Jacqueline Freney continues her gold rush

Australian swimmer claims her seventh gold medal of London 2012. 06 Sep 2012
Jacqueline Freney

Jacqueline Freney at London 2012.


"It's just unbelievable how good this meet's been for me."

Few Paralympians win seven gold medals in their entire careers, but Australian Jacqueline Freney picked up her seventh medal of the London Paralympics alone on day eight in the Aquatic Centre. Incredibly, she still has one more race to come.

Freney is the leading medallist at the London 2012 Paralympic Games and her haul is solely golden. The record for most medals won in a single Paralympic Games is held by American swimmer Trisha Zorn, who won 10 golds first at the Seoul 1988 games and then again at Barcelona in 1992. Freney can win a maximum of eight in London, but that would mean a clean sweep from all of her events. An achievement for the history books.

"It's just unbelievable how good this meet's been for me,” she said after winning the 400m freestyle S7. “It's probably been one of my best meets to date, I couldn't be more proud of myself.

“I really wanted to stay focused. It's been hard to do sometimes, I've had pretty late nights and it's been hard to get to sleep sometimes, but it's all paid off in the end.”

Meanwhile, Matthew Cowdrey, who became Australia’s most successful Paralympian of all time on Wednesday (5 September) did not let the success affect his performance on Thursday (6 September) as he won the 200m individual medley SM9 to claim his 12th Paralympic gold medal and 20th in total.

In a day where the favourites lived up to their billing, Natalie du Toit won her third gold of the games in the 200m individual medley SM9. The South African star finished on top of the podium with Great Britain’s Stephanie Millward in second and Louise Watkin in third.

Jessica Long and Heather Frederiksen went head-to-head once again and it was the American who came out on top to win her fifth gold medal in the pool, breaking her world record in the process.

Brazil then got in on the gold medal action with both serial medallists Daniel Dias and Andre Brasil winning back-to-back.
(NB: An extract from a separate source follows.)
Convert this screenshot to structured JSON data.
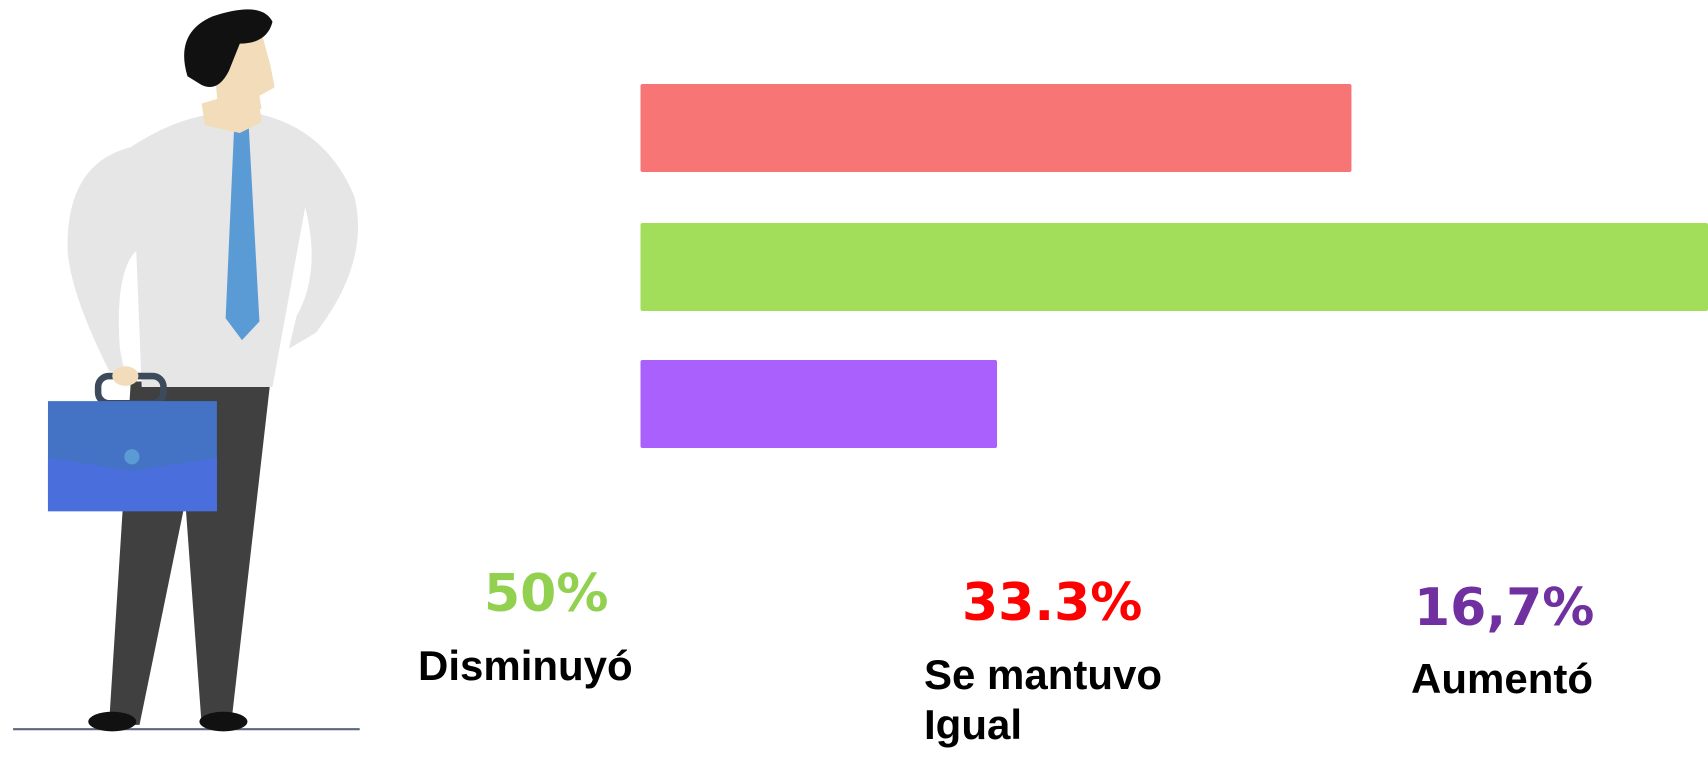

Dias won the 50m backstroke S5 , touching in at 34.99, a new world record as Brasil won the 100m freestyle S10.

One race however, did provide a surprise. Before the morning heat of the men’s 400m freestyle S7, Great Britain’s Jonathan Fox was world record holder and the much-fancied favourite. His ParalympicsGB team-mate Josef Craig was a 15-year-old appearing at his first major international competition. But it was Craig that would surprise everyone, setting a new world record and qualifying first fastest.

Craig then repeated the feat in the final, beating his earlier best-ever time to win gold from China’s Shiyun Pan and giving his country’s national anthem it’s daily play.
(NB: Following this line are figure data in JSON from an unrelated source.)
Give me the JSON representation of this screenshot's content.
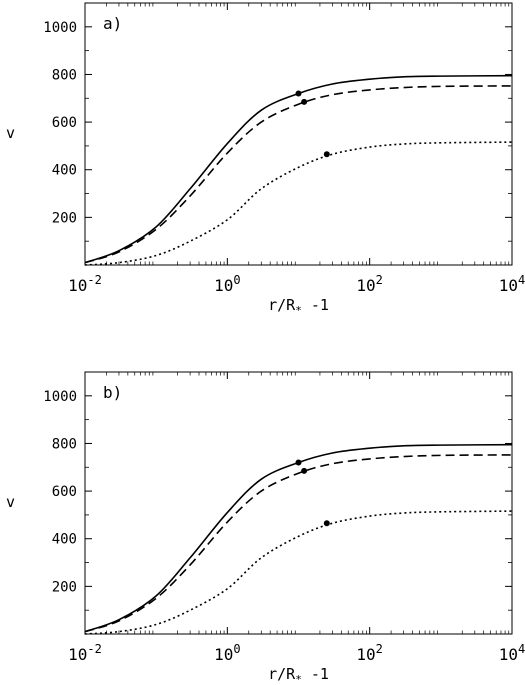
{
  "chart_data": [
    {
      "type": "line",
      "panel_label": "a)",
      "xlabel": "r/R",
      "xlabel_sub": "*",
      "xlabel_tail": " -1",
      "ylabel": "v",
      "xscale": "log",
      "xlim": [
        0.01,
        10000
      ],
      "ylim": [
        0,
        1100
      ],
      "xticks": [
        {
          "value": 0.01,
          "base": "10",
          "exp": "-2"
        },
        {
          "value": 1,
          "base": "10",
          "exp": "0"
        },
        {
          "value": 100,
          "base": "10",
          "exp": "2"
        },
        {
          "value": 10000,
          "base": "10",
          "exp": "4"
        }
      ],
      "yticks": [
        200,
        400,
        600,
        800,
        1000
      ],
      "grid": false,
      "series": [
        {
          "style": "solid",
          "x": [
            0.01,
            0.03,
            0.1,
            0.3,
            1,
            3,
            10,
            30,
            100,
            300,
            1000,
            10000
          ],
          "y": [
            10,
            60,
            160,
            320,
            510,
            650,
            720,
            760,
            780,
            790,
            793,
            795
          ],
          "marker": {
            "x": 10,
            "y": 720
          }
        },
        {
          "style": "dashed",
          "x": [
            0.01,
            0.03,
            0.1,
            0.3,
            1,
            3,
            10,
            30,
            100,
            300,
            1000,
            10000
          ],
          "y": [
            10,
            55,
            150,
            290,
            470,
            600,
            675,
            715,
            735,
            745,
            750,
            752
          ],
          "marker": {
            "x": 12,
            "y": 685
          }
        },
        {
          "style": "dotted",
          "x": [
            0.01,
            0.03,
            0.1,
            0.3,
            1,
            3,
            10,
            30,
            100,
            300,
            1000,
            10000
          ],
          "y": [
            0,
            10,
            40,
            100,
            190,
            320,
            410,
            465,
            495,
            508,
            513,
            516
          ],
          "marker": {
            "x": 25,
            "y": 465
          }
        }
      ]
    },
    {
      "type": "line",
      "panel_label": "b)",
      "xlabel": "r/R",
      "xlabel_sub": "*",
      "xlabel_tail": " -1",
      "ylabel": "v",
      "xscale": "log",
      "xlim": [
        0.01,
        10000
      ],
      "ylim": [
        0,
        1100
      ],
      "xticks": [
        {
          "value": 0.01,
          "base": "10",
          "exp": "-2"
        },
        {
          "value": 1,
          "base": "10",
          "exp": "0"
        },
        {
          "value": 100,
          "base": "10",
          "exp": "2"
        },
        {
          "value": 10000,
          "base": "10",
          "exp": "4"
        }
      ],
      "yticks": [
        200,
        400,
        600,
        800,
        1000
      ],
      "grid": false,
      "series": [
        {
          "style": "solid",
          "x": [
            0.01,
            0.03,
            0.1,
            0.3,
            1,
            3,
            10,
            30,
            100,
            300,
            1000,
            10000
          ],
          "y": [
            10,
            60,
            160,
            320,
            510,
            650,
            720,
            760,
            780,
            790,
            793,
            795
          ],
          "marker": {
            "x": 10,
            "y": 720
          }
        },
        {
          "style": "dashed",
          "x": [
            0.01,
            0.03,
            0.1,
            0.3,
            1,
            3,
            10,
            30,
            100,
            300,
            1000,
            10000
          ],
          "y": [
            10,
            55,
            150,
            290,
            470,
            600,
            675,
            715,
            735,
            745,
            750,
            752
          ],
          "marker": {
            "x": 12,
            "y": 685
          }
        },
        {
          "style": "dotted",
          "x": [
            0.01,
            0.03,
            0.1,
            0.3,
            1,
            3,
            10,
            30,
            100,
            300,
            1000,
            10000
          ],
          "y": [
            0,
            10,
            40,
            100,
            190,
            320,
            410,
            465,
            495,
            508,
            513,
            516
          ],
          "marker": {
            "x": 25,
            "y": 465
          }
        }
      ]
    }
  ]
}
Dutchman Marc Evers was another record-breaker as he recorded a new best-ever time in the 100m breaststroke SB14 as Spain’s Michelle Alonso Morales did likewise in the women’s equivalent.
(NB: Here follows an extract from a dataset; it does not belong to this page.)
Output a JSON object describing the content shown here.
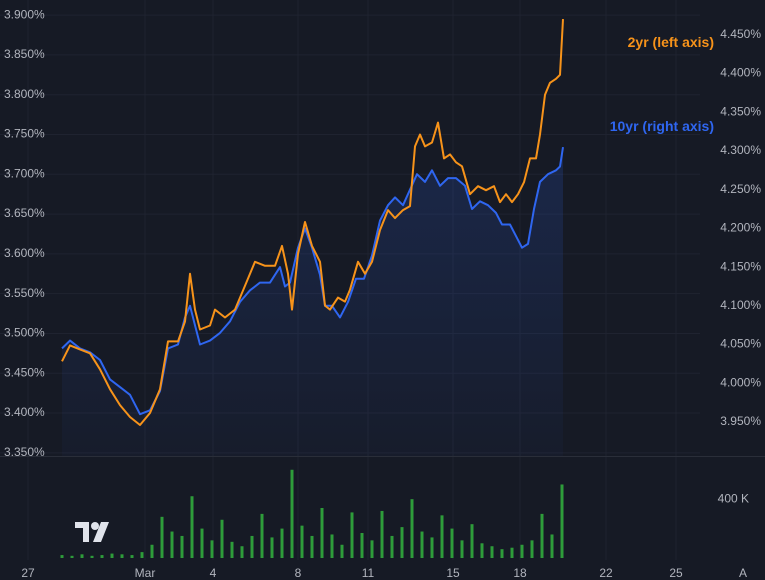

Juan Reyes completed a hat-trick of golds in the 50m backstroke S4, winning the event for the third successive Paralympic Games while Yinan Wang won his second gold and fourth medal of London in the men’s 100m freestyle S8.

New Zealand’s Sophie Pascoe then went on to beat Elodie Lorandi and Summer Ashley Mortimer to gold with a new Paralympic record time of 1:00.88 in the 100m freestyle S10.

Elsewhere, Hennadii Boiko set a new world record to win the men’s 50m backstroke S1, Lisette Teunissen won the women’s 50m backstroke S4, and Viktor Smyrnov won the last race of the evening, the men’s 100m butterfly S11.